In many areas, voting was slow in what is seen as a key test for the credibility of President Hamid Karzai's corruption-tainted rule and the success of the US-led campaign against an intensifying Taliban insurgency.
‘I am scared. I know there are Taliban threats but I felt I had to come and vote,’ said housewife Fawzya in the city of Kandahar, who came out with three daughters and two daughters-in-law.
Tens of thousands of Afghan and US-led NATO forces are involved in a massive security operation to guard against raids after the Taliban urged a boycott and warned it would attack anyone involved in the vote.
Karzai - whose own re-election last year was mired in massive fraud - called on people to vote to take their country ‘forward to a better future’ after 30 years of war.

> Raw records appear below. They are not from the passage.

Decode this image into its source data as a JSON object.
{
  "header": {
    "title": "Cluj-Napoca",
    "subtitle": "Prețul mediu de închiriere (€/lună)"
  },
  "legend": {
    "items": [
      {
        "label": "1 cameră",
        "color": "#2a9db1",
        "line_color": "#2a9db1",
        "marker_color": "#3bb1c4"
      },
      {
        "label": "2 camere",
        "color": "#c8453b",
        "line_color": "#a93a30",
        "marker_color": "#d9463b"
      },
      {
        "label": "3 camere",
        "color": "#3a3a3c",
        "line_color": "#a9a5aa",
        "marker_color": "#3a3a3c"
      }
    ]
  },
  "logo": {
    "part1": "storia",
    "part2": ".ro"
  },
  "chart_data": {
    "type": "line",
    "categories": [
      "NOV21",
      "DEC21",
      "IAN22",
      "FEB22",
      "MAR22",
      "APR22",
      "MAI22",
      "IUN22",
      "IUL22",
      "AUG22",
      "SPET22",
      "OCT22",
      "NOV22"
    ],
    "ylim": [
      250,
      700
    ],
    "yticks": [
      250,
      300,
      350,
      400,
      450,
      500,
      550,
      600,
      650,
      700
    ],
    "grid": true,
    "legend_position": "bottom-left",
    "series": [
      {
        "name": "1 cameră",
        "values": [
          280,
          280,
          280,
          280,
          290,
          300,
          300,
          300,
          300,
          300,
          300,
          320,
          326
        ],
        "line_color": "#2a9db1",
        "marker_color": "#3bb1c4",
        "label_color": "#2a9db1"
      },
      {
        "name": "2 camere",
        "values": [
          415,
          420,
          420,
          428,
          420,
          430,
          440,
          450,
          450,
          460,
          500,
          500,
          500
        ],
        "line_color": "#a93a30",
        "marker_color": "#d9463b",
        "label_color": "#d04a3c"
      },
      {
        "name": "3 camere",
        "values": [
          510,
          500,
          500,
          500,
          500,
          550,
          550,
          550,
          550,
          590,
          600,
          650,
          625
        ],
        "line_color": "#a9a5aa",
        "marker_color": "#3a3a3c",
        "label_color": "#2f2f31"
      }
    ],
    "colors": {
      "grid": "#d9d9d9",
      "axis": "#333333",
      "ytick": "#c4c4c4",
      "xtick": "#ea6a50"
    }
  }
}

More than 2,500 candidates are contesting 249 seats in the lower house of parliament, or Wolesi Jirga - a key step in a US-led process to bring democracy to the impoverished and conservative Muslim country.
Among them are 406 women contesting 68 seats reserved for them under legislation designed to better their rights.
The vote comes at a pivotal time for 148,800 US-led NATO troops trying to reverse the insurgency and allow American troops to start leaving next year.
Polls closed at 4pm, although those still queuing would be allowed to vote, an IEC official said.